Sempre nella volontà di vedere come si è evoluto il Sufismo nel corso dei secoli, si passerà poi a parlare del Neo-Sufismo
(cap.10). È un punto, questo, ancora oggetto di dibattito tra gli studiosi, che non sono finora riusciti a trovare un esplicito accordo su di esso. Il Neo-Sufismo
– lo si vedrà meglio nella sezione ad esso dedicato – è un’etichetta sotto la quale si tende a far confluire una serie di tendenze e pratiche alquanto diverse tra loro, ma accomunate dal concetto di Profeto-centrismo
. Coloro che si possono ascrivere a questa corrente, infatti, tendono a concedere un ruolo di primaria importanza al Profeta – un ruolo che eccede quello a lui general-mente concesso dal Corano e dalla Sunna (la tradizione profetica). Anche in questo caso, si vedranno le caratteristiche di questo fenomeno e i suoi principali protagonisti.

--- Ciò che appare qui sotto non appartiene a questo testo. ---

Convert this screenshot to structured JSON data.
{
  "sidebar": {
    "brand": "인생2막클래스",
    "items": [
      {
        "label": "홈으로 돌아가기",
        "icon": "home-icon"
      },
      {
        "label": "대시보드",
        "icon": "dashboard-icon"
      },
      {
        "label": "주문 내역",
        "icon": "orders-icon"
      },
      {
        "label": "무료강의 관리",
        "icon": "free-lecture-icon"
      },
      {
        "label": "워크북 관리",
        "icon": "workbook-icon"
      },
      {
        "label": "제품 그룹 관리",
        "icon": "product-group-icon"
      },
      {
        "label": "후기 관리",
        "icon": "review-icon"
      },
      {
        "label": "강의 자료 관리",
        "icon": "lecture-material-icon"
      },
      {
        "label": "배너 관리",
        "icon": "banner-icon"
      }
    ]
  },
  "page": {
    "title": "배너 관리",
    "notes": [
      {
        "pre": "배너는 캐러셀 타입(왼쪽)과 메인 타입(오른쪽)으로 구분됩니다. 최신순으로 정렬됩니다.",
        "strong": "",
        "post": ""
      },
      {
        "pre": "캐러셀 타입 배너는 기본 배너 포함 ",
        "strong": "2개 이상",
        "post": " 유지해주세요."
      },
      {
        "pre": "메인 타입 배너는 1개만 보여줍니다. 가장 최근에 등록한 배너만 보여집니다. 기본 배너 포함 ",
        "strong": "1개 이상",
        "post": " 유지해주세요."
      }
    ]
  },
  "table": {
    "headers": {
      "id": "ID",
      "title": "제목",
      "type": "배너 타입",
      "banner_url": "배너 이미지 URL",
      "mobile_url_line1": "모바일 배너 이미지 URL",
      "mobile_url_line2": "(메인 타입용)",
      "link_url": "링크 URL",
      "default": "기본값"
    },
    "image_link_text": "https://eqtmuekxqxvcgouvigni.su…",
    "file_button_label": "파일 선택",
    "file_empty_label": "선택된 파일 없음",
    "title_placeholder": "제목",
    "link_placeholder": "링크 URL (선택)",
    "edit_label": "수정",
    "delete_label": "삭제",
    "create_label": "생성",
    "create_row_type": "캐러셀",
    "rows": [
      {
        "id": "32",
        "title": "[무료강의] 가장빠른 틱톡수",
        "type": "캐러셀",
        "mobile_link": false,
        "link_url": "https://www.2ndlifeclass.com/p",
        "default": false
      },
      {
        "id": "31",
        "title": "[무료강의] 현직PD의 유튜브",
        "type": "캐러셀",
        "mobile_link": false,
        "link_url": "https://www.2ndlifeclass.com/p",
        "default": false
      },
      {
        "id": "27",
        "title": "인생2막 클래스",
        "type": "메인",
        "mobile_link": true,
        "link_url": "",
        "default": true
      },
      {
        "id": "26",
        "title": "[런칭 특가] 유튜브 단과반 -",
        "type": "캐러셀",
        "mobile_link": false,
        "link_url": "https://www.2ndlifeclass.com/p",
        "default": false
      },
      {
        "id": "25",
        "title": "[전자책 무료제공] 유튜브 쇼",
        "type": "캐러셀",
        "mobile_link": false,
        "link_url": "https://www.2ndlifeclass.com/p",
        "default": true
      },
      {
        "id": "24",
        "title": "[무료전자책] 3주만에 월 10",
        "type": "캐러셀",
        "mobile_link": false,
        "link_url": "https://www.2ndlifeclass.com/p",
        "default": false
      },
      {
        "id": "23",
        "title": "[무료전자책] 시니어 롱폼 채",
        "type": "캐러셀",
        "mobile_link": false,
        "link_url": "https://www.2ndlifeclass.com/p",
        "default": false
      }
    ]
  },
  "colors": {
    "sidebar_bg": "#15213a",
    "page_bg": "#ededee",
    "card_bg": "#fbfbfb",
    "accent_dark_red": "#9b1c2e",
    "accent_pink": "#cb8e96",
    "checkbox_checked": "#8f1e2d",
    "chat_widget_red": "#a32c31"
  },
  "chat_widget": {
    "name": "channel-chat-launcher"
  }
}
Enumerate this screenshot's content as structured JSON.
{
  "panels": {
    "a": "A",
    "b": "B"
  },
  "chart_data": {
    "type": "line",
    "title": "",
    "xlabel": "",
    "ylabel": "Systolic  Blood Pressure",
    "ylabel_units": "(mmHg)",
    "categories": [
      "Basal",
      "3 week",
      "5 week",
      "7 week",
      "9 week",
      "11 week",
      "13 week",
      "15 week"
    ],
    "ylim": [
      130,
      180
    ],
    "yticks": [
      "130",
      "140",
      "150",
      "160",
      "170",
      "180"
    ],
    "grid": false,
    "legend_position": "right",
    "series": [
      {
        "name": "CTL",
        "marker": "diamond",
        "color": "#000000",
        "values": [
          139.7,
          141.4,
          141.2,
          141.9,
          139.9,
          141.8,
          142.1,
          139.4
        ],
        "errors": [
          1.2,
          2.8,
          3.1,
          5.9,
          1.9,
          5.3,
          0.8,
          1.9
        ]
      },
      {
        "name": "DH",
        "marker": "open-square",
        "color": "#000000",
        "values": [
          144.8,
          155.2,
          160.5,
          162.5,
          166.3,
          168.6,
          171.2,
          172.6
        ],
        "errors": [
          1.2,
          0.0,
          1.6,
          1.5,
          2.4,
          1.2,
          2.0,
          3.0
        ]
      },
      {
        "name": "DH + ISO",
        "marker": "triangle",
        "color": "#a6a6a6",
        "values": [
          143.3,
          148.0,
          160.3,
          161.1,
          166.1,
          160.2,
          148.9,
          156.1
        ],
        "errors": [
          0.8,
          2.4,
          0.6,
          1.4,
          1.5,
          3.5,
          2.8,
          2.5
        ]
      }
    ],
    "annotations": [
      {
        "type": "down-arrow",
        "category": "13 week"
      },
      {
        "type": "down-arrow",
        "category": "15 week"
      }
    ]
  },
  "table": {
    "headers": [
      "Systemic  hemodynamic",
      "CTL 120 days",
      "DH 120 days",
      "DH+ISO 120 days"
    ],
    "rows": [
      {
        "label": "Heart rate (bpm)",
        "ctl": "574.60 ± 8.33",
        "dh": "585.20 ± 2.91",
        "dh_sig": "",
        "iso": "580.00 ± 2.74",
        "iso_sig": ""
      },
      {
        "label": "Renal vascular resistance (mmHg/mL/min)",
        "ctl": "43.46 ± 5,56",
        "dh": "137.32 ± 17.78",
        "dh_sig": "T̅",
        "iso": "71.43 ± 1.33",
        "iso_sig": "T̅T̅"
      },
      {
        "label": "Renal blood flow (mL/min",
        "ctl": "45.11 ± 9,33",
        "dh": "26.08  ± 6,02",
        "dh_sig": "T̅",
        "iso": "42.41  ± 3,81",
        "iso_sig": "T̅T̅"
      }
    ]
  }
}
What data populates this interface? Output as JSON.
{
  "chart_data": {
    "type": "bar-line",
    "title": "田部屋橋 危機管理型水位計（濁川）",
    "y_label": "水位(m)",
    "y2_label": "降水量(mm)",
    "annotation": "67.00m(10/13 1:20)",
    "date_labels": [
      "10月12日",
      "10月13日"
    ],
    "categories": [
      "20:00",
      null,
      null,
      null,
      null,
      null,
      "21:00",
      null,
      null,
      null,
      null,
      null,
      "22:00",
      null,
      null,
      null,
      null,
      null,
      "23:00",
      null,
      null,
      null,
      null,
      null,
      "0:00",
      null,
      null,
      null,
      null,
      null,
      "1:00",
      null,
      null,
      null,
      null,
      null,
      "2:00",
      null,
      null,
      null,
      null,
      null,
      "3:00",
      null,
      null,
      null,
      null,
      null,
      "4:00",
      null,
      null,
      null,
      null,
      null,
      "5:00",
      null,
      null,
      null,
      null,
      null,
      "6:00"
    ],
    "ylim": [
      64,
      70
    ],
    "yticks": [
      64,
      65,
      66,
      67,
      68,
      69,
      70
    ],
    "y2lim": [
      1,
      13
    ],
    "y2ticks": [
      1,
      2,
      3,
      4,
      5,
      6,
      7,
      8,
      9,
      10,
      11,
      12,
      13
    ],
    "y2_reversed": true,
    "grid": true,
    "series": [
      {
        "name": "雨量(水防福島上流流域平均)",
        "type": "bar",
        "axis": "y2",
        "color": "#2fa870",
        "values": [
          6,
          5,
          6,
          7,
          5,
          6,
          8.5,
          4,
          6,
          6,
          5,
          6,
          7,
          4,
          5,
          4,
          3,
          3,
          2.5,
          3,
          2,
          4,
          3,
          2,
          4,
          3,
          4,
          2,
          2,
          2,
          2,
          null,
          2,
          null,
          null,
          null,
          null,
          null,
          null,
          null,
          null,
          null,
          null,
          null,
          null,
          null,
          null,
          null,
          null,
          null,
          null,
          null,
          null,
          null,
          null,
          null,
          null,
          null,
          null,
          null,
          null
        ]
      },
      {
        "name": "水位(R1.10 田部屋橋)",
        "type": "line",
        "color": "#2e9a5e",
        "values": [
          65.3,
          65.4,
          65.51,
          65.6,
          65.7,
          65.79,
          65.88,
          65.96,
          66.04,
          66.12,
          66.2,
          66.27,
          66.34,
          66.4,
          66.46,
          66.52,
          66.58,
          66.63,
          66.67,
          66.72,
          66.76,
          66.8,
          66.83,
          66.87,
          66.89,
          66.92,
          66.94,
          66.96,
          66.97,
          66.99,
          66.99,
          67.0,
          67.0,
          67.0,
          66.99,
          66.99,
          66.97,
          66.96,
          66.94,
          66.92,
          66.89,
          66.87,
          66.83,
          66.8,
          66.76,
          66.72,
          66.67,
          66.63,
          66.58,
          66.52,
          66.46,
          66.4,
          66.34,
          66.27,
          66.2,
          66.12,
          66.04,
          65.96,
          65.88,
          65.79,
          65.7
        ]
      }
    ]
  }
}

L’ultimo capitolo (cap.11) offre infine un excursus sui principali concetti del Sufismo, in particolare quello di ṭarīqa, di ḥāl, di maqām e di fanā’. Si è scelto di collocare questa parte alla fine del testo affinché il lettore possa fissare i concetti nella mente dopo averne visto degli esempi pratici attraverso i protagonisti del Sufismo citati.
La trattazione si chiuderà con un’appendice finale di poche pagine, nella quale si vedrà quali metodi vengono generalmente adottati per indurre gli stati mistici. Anche in questo caso la varietà di metodi e di maniere in cui essi sono praticati ha comportato la necessità di operare una scelta: ci si è quindi soffermati su quelli che sono i metodi più frequentemente adottati e più spesso citati nei principali manuali sufi.
2. OBIETTIVI
La presente trattazione, Sufi, è principalmente pensata per un pubblico di lettori che possa essere potenzialmente il più ampio possibile. In altri termini, il testo non mira ad una platea selezionata di fruitori – ossia solo a chi abbia già rudimenti di mistica musulmana e di ascetismo in senso più lato –. Al contrario, Sufi è stato composto pensando proprio di offrire la possibilità a chi non si sia mai accostato al mondo della mistica (musulmana o di qualsiasi altra tradizione religiosa), con l’obiettivo di farla conoscere più da vicino.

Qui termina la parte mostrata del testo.